The researchers presented three versions of a typical lunch menu at a local “upscale-casual” restaurant, and gleaned their results from 201 participants who used a menu with listed prices as XX, $XX or scripted words. For example, if a menu item cost $20, the menu stated 20, $20 or twenty dollars.

The study found no difference in spending patterns among customers using menus with numerical price formats with the “$” symbol, and scripted prices with the word “dollars” at the end.

“That prices presented in the ‘XX’ format actually resulted in higher spending than scripted prices was surprising,” the researchers acknowledge.

“However, the scripted presentation format used in this experiment included the word ‘dollars’ at the end of each price. Perhaps the act of repeatedly reading the word ‘dollars’ acted as an unintentional prime and activated concepts of cost or price, initiated a pain of paying, and subsequently caused guests to spend less.”

In an interview, lead author and doctoral candidate Sybil Yang says restaurant owners would be wise to consider changing their menus.

“Especially inside today’s environment, where they are looking everywhere to squeeze pennies, this is really low-hanging fruit. It doesn’t piss off the chef. You’re not playing around with ingredients. This is incredibly easy.”

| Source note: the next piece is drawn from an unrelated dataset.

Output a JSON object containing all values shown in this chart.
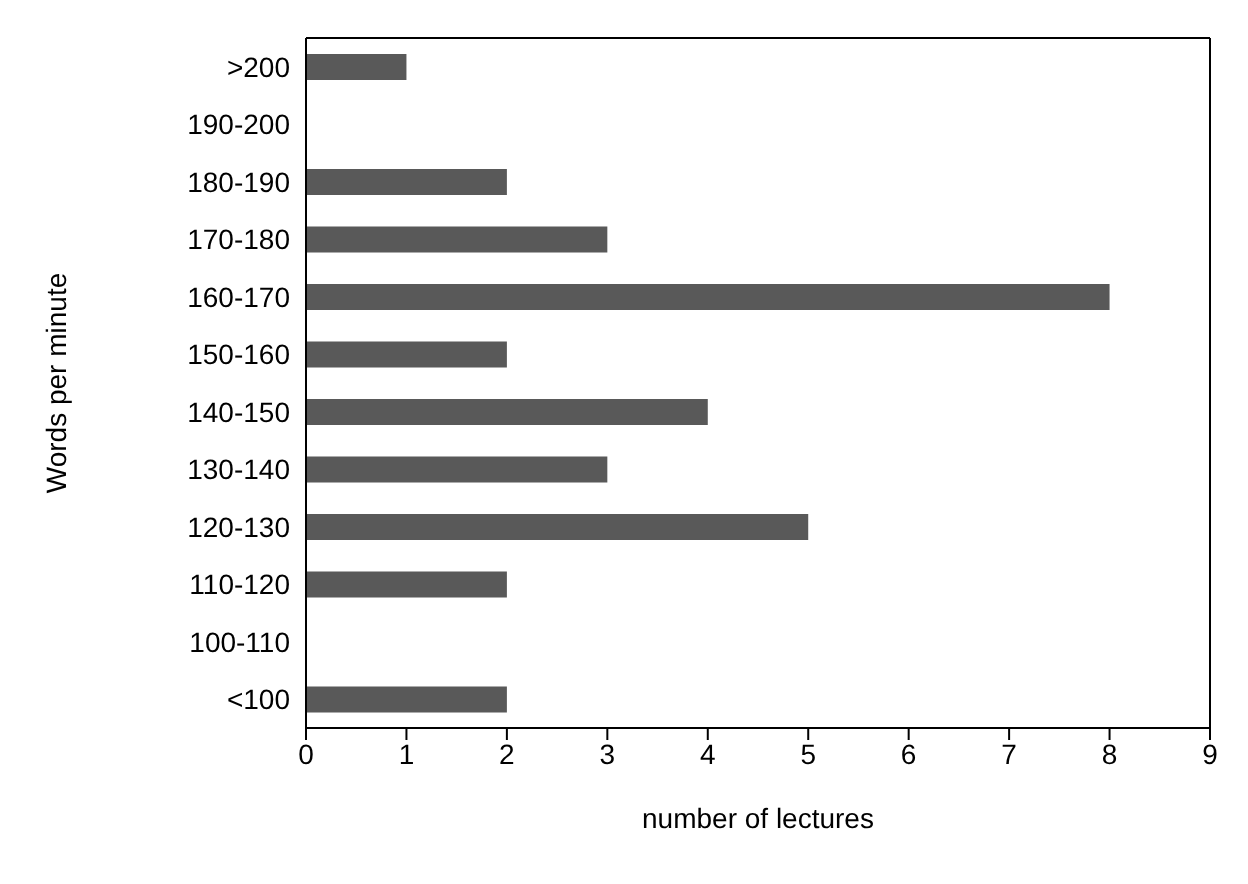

In Canada, the average pre-tax profit margin in the country’s food-service industry (4.3 per cent) is less than half the average for all industries in Canada (8.8 per cent), according to the latest survey by Statistics Canada, released in June.

According to the Canadian Restaurant and Foodservices Association, the growth in sales forecast at full-service restaurants is expected to be a paltry 2.8 per cent in 2009, based on an anticipated slowdown in consumer spending as families juggle high debt and rising prices for energy and food.

The average Canadian household spends 24.4 per cent of its total food dollar on food service, compared to 41.4 per cent for U.S. households.

This is the latest research showing how consumers can be manipulated in various retail settings with subtle changes to the way prices for some products are presented.

Other researchers have found that value-oriented customers perceive some products, including food in supermarkets, to have more value when presented with prices that end in the number “9” than with “0” price endings.